Citant des sources proches du dossier, Reuters affirme qu'il s'agit d'un jeune homme d'une vingtaine d'années habitant en Floride. Il aurait également eu de l'aide d'un complice, mais l'identité précise des deux protagonistes n'est toujours pas connue. La société se refuse à tout commentaire.

Les sources de Reuters ajoutent que « le paiement de l'année dernière a été réalisé via un programme conçu pour récompenser les chercheurs en sécurité signalant des failles dans les logiciels d'une entreprise ». Ce bug bounty est hébergé par HackerOne, mais ce dernier se refuse à commenter les programmes de ses clients.

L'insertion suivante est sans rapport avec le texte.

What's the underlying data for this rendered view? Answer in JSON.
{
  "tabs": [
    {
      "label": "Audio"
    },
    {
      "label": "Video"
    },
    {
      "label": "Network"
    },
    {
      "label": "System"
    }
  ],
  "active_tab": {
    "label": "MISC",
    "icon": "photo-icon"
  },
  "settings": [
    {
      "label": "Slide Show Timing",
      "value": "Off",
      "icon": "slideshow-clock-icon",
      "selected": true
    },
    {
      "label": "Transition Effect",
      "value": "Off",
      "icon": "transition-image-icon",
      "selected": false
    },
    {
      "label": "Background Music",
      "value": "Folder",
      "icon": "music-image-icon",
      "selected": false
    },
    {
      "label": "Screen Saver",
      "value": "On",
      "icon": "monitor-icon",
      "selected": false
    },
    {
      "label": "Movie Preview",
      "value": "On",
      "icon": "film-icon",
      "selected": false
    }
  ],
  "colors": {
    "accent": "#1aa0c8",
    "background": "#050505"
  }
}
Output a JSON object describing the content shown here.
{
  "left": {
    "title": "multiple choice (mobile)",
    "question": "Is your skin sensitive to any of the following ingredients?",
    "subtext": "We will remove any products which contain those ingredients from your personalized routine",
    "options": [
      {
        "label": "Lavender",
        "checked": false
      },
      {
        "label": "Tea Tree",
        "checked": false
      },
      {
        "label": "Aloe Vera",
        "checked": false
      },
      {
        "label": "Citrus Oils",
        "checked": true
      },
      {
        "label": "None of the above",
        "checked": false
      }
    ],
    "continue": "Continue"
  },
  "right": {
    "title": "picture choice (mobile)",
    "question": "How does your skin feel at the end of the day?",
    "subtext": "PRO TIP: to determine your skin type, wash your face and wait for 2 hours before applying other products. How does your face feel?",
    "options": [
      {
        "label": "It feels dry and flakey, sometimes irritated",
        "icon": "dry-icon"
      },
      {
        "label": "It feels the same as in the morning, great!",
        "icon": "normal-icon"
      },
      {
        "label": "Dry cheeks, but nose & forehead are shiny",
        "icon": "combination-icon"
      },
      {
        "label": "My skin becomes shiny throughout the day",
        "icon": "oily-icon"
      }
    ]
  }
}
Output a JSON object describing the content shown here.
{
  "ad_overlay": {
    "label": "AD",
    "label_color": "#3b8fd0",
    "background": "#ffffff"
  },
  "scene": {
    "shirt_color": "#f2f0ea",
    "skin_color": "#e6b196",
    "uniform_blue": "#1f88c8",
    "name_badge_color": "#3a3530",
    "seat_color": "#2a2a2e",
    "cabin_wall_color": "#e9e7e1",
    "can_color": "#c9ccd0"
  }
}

Nos confrères ajoutent que l'ancien PDG, Travis Kalanick, était au courant de la faille et du paiement de 100 000 dollars en novembre 2016, mais il refuse lui aussi de commenter. Enfin, Reuters indique qu'Uber a décidé de payer « pour confirmer l'identité du pirate et lui faire signer un accord de non-divulgation pour dissuader d'autres actes répréhensibles » par la suite.

Selon une source de nos confrères « l'équipe de sécurité d'Uber ne voulait pas poursuivre une personne qui ne semblait plus constituer une menace ».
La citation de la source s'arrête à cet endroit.